Listening to children
Both resources above highlight the importance of listening to children and being child-led when starting conversations by taking cues from children. Norburn (2013) also describes in the Communicating effectively with children under five: Frontline Briefing how to use active listening including body language such as nods, eye contact and verbal affirmations such as ‘yes, ok, hmmm’ or reflecting back to them what they have said will build their confidence to ask you questions. It can be helpful to check with children what they already know so that you can use that as a basis to build upon, this will give you an opportunity to correct misinformation they may have picked up on from friends, social media or snippets of news.
Continue the conversation
Available research tells us that events known as ‘tipping points’ will occur during pandemics that can dramatically increase or decrease fear and helpful or health risk behaviours. For example, this could be announcements made by the government, which change guidance or restrict freedoms, this might trigger more questions or discussion.

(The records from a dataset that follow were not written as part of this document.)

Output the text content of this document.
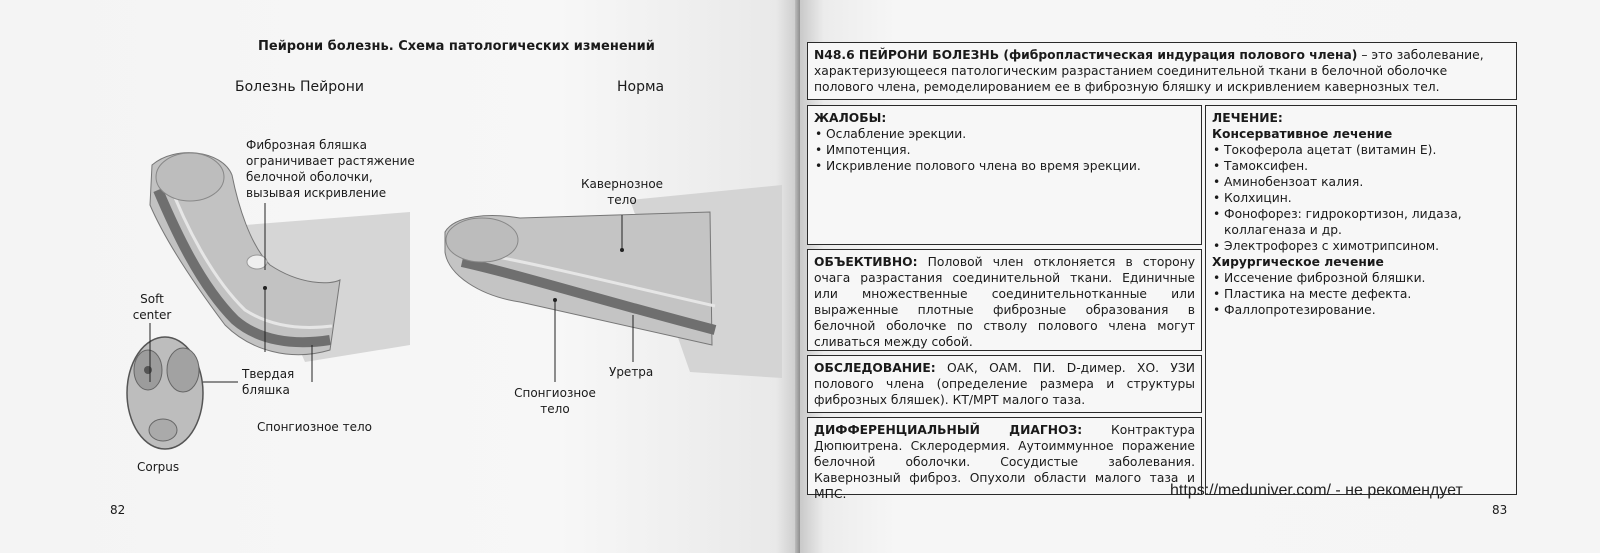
Пейрони болезнь. Схема патологических изменений
Болезнь Пейрони	Норма
Фиброзная бляшка
ограничивает растяжение
белочной оболочки,
вызывая искривление
Кавернозное
тело
Soft
center
Твердая
бляшка
Спонгиозное тело
Уретра
Спонгиозное
тело
Corpus
82
N48.6 ПЕЙРОНИ БОЛЕЗНЬ (фибропластическая индурация полового члена) – это заболевание, характеризующееся патологическим разрастанием соединительной ткани в белочной оболочке полового члена, ремоделированием ее в фиброзную бляшку и искривлением кавернозных тел.
ЖАЛОБЫ:
• Ослабление эрекции.
• Импотенция.
• Искривление полового члена во время эрекции.
ОБЪЕКТИВНО: Половой член отклоняется в сторону очага разрастания соединительной ткани. Единичные или множественные соединительнотканные или выраженные плотные фиброзные образования в белочной оболочке по стволу полового члена могут сливаться между собой.
ОБСЛЕДОВАНИЕ: ОАК, ОАМ. ПИ. D-димер. ХО. УЗИ полового члена (определение размера и структуры фиброзных бляшек). КТ/МРТ малого таза.
ДИФФЕРЕНЦИАЛЬНЫЙ ДИАГНОЗ: Контрактура Дюпюитрена. Склеродермия. Аутоиммунное поражение белочной оболочки. Сосудистые заболевания. Кавернозный фиброз. Опухоли области малого таза и МПС.
ЛЕЧЕНИЕ:
Консервативное лечение
• Токоферола ацетат (витамин Е).
• Тамоксифен.
• Аминобензоат калия.
• Колхицин.
• Фонофорез: гидрокортизон, лидаза, коллагеназа и др.
• Электрофорез с химотрипсином.
Хирургическое лечение
• Иссечение фиброзной бляшки.
• Пластика на месте дефекта.
• Фаллопротезирование.
83
https://meduniver.com/ - не рекомендует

Explain to children that you can continue to have these conversations, they might want to ask more questions as things change. It is also important for adults to take care of their own mental wellbeing at this uncertain time. Find what works for you to reduce anxiety; you might find these webinars from Anxiety UK a helpful resource. If you are able to speak to children at a time when you are feeling calmer this is likely to be beneficial for you and them.
Many thanks to Susan Ridpath for her ideas and research for this blog.